Mom’s Barley Mushroom Soup  (From NY Times Natural Foods by Jean Hewitt)

Ingredients:
    ·      2 quarts vegetable or chicken broth
    ·      2 Carrots or zucchini, or parsnips, diced
    ·      2 Celery Stalks & leaves, diced
    ·      1 onion, chopped
    ·      2 sprigs Parsley
    ·      1 cup whole Barley, washed
    ·      2 pound Sliced Mushrooms (canned OK) OR 1 package of baked tofu                                   
    ·      Sea Salt or Tamari, to taste

Directions:
    1.  Wash barley and cover with 2 quarts stock. Bring to a boil; reduce heat and simmer until tender....about 1.5 hours.
  2.  Add remaining ingredients and cook until veggies are tender.  (If you use baked tofu, instead of mushrooms, add the cut-up tofu at the end.)

You can add potatoes and other veggies.  Freezes well.  



Mom’s Favorite Salad Dressing 

Ingredients:
    ·      3/4 cup of good olive oil
    ·      1/4 cup of apple cider vinegar or lemon juice
    ·      1 Tablespoon liquid Amino Acids or soy sauce
    ·      1 teaspoon favorite herbal spice combination
    ·      2 Tablespoons liquid lecithin (optional for thickening)

Directions:
    1.  In a clean salad dressing bottle or container, add the ingredients. 
    2.  Shake well and enjoy over salad with toasted pecans or almonds as croutons!

 

Nancy’s Pecan Pie Recipe  (Rodale Press)

Ingredients
    ·   1 pastry for a 9 inch single crust pie (defrosted)
    ·   2 eggs
    ·   1 cup pecans, halved or chopped (few drops of cider vinegar)
    ·   1 cup real maple syrup
    ·   ½ cup honey
    ·   1/3 cup butter, melted
    ·   1 teaspoon vanilla extract
    ·   1 Tablespoons all-purpose flour
    ·   1 teaspoon salt

Directions
    ·            Preheat oven to 350 degrees F.
    ·            Spread the nuts evenly over pie shell. The pecans will rise to the surface of the pie, as it bakes.
    ·            Mix together flour & salt to beaten eggs.  Mix well.
    ·            Add maple syrup, honey & butter.  Then add vinegar and vanilla.
    ·            Put into pie shell & bake in preheated 350-degree oven for 45 min.                 
   (         (May take 50-60 minutes.)      Check after 30 min & cover crust with foil.
    ·            Test for doneness in one of two ways.  Jiggle the pie gently to see if the filling is still liquid.
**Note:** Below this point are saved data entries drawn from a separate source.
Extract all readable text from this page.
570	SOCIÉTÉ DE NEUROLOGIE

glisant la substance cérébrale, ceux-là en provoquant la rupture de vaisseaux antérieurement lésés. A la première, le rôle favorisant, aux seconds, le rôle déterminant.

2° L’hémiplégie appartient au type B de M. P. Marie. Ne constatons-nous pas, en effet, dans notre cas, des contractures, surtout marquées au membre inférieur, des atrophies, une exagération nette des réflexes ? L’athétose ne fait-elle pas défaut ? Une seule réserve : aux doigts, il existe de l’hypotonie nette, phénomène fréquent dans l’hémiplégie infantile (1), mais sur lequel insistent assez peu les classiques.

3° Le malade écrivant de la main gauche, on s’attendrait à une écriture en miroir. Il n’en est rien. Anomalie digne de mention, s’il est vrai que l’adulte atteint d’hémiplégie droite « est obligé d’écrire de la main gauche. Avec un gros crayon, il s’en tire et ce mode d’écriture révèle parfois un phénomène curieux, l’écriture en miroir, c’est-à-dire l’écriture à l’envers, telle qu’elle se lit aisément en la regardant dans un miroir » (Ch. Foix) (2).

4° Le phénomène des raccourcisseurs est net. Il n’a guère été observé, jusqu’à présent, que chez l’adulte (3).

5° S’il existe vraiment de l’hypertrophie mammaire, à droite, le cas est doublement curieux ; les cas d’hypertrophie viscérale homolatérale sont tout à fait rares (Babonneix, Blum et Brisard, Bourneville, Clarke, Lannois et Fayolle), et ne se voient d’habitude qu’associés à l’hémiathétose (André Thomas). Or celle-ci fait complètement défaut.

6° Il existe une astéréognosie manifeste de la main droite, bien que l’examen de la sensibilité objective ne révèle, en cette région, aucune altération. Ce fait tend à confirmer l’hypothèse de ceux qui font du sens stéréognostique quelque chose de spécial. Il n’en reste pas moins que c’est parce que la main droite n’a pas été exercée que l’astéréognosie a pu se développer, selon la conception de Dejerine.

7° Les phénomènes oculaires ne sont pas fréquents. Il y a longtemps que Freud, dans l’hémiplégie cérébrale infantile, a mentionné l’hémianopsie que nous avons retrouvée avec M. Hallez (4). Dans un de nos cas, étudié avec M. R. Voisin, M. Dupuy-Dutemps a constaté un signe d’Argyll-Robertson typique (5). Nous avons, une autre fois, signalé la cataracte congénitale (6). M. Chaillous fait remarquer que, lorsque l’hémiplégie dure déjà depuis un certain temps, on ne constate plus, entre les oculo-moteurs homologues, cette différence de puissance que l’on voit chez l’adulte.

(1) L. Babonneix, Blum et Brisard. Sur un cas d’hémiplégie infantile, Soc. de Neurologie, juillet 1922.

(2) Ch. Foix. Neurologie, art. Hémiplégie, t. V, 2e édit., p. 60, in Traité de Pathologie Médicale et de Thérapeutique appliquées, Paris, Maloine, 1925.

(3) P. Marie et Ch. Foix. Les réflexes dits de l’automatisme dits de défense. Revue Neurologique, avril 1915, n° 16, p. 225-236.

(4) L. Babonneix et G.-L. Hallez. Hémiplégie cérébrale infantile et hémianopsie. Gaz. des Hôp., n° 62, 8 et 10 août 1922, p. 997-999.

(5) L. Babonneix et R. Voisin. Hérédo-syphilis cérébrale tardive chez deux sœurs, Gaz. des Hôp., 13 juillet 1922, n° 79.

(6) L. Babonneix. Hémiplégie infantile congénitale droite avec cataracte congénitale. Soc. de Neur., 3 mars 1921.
The center will still be slightly soft, but the heat of the pecan pie will continue to cook the filling after the pie is removed  from the oven.  If you are not confident in this method, insert a thin-bladed knife one inch from the center. If it comes out clean, your pecan pie is done.
   ·            Let cool on a wire rack at least 15 minutes before serving.
   ·            Serve with whipped cream & enjoy!

               

Raspberry Jello Salad

Ingredients
    ·   1 cup+ water to Raspberry Gelatin pkg (Prepare to directions......let set up a bit)
    ·   Add thawed frozen raspberries (10 oz package) to jello
    ·   1 can or less (#2) crushed pineapple, drained
    ·   1 cup chopped nuts
    ·   Filling:  1 pt. sour cream (or whipped cream topping)

Directions:
Add pineapple, raspberries and nuts to cooled gelatin mixture. Put half into 9 x 12 pan and let stand until hard. Add 1 pint sour cream by spreading over jelled mixture. Pour rest of gelatin on top and chill. Make the day before serving to firm up.